Pape Ndiaye
8 Novembre 2009
La Cour d'assises de Dakar a condamné hier à 5 ans de travaux forcés la dame Sokhna Fall pour avoir jeté dans une fosse septique son bébé de sexe masculin. Reconnue coupable du crime d'infanticide, elle devra encore rester une année en prison, car ayant déjà purgé 4 ans en préventive.
Sokhna Fall a été condamnée hier par la Cour d'assises de Dakar à 5 ans de travaux forcés. Elle est reconnue coupable d'infanticide par assassinat pour avoir jeté son bébé dans une fosse septique, le 1er décembre 2005. En détention préventive depuis 4 ans (elle a été placée sous mandat de dépôt le 12 décembre 2005), elle va encore rester un an en prison avant de recouvrer la liberté.
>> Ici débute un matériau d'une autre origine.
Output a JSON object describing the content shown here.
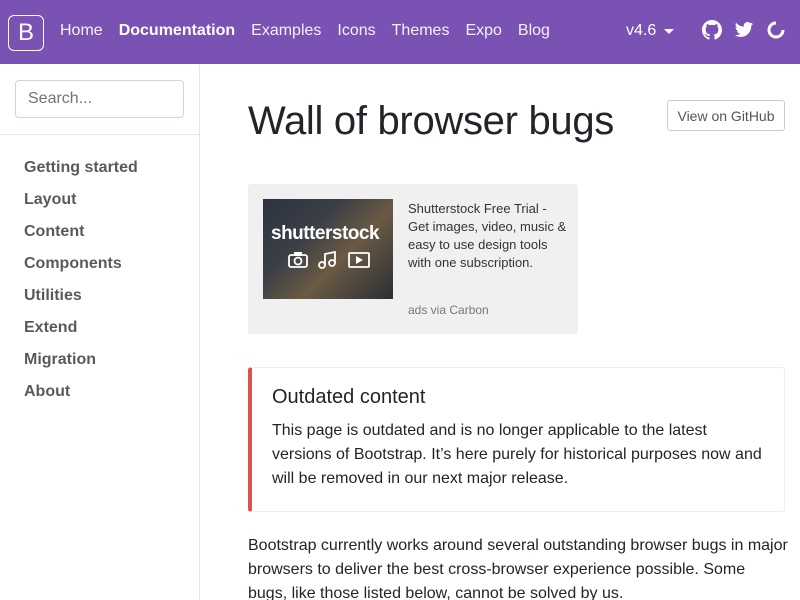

L'enquête de personnalité présente cette fille de militaire retraité âgée de 29 ans et domiciliée au quartier Oumar Pouye de Thiaroye comme une femme capricieuse et caractérielle. Elle est commerçante de profession, célibataire et mère d'un enfant qui vit actuellement à Kaolack, hormis le défunt. Ses études ont été suspendues en classe de Cm2. Mais la vie carcérale a été bénéfique pour elle puisqu'elle lui a permis de s'initier à la lecture du Coran et de respecter les cinq prières quotidiennes.
Qu'est ce qui s'est réellement passé ? Le 1er décembre 2004, l'accusée se plaignant de douleurs abdominales, sa soeur Rama Fall la conduit dans une structure sanitaire. Le médecin qui la consulte, fait état d'un accouchement récent qui est à l'origine de ces douleurs. Quatre jours plus tard, Rama Fall découvre un corps flottant dans la fosse septique de la maisonnée. Elle informe aussitôt les limiers qui, sur les lieux, repêchent le corps sans vie d'un nouveau-né de sexe masculin, chevelu et ne présentant aucune blessure. Et le certificat de genre de mort précise que l'enfant est né à terme avec un poids de 3 kg et a respiré à la naissance. Par conséquent, sa mort résulte de son séjour dans la fosse septique. C'est sur ces entrefaites que Sokhna Fall sera arrêtée et déférée.
Hier à la barre, elle a reconnu les faits sans ambages. Elle soutient être l'auteur de la mort de son nouveau-né qu'elle a jeté dans la fosse septique se trouvant à l'intérieur de leur domicile. Et de décrire les circonstances dans lesquelles elle a commis son forfait. Interrogée sur les motifs de son acte criminel et pourquoi elle ne l'a pas gardé comme ce fut le cas pour son premier enfant, Sokhna Fall ne répond pas aux questions du juge. Elle s'est seulement contentée de dire : 'Rien ne m'a poussé à le faire. Cela m'a fait mal et je regrette profondément mon acte'. Néanmoins, elle soutient être tombée enceinte des oeuvres d'un certain Ablaye Dem, chauffeur de taxi de son état. Mieux, elle révèlera que ce dernier a reconnu la paternité de son enfant.
Dans son réquisitoire, l'avocat général est d'abord revenu sur les notions de meurtre, d'assassinat, d'homicide volontaire et d'infanticide, avant de procéder au déroulement des faits tels qu'ils résultent de la procédure. Il s'est appesanti sur le certificat de genre de mort qui fait état d'un enfant ayant respiré à sa naissance, avant de préciser que le corps en décomposition avancée a rendu l'autopsie impraticable. Il est d'avis que les propres aveux de l'accusée sont de nature à asseoir sa culpabilité. Et de conclure qu'il s'agit d'infanticide commis par assassinat d'un nouveau né, avant de requérir 15 ans de travaux forcés à l'encontre de l'accusée.
Mais pour l'avocat de cette dernière, Me Boubacar Kane, le parquetier a tout faux : il s'agit d'un meurtre simple et non d'infanticide par assassinat. Pour lui, il y a absence de préméditation dans l'acte commis par Sokhna Fall qu'il présente comme une dame qui 'n'avait pas les moyens de faire recours aux méthodes contraceptives pour éviter la grossesse. Elle n'a pas, non plus, voulu procéder à un avortement clandestin. La vie n'a jamais été rose pour elle qui est issue d'une famille modeste'. Et, s'adressant aux juges, il leur rappellera qu'ils ont le devoir de dire le droit, mais pas l'obligation de punir, avant d'implorer leur clémence et leur indulgence vis-à-vis de sa cliente. Une complainte entendue par la Cour qui a condamné Sokhna Fall à 5 ans de travaux forcés au lieu des 15 ans requis par l'avocat général.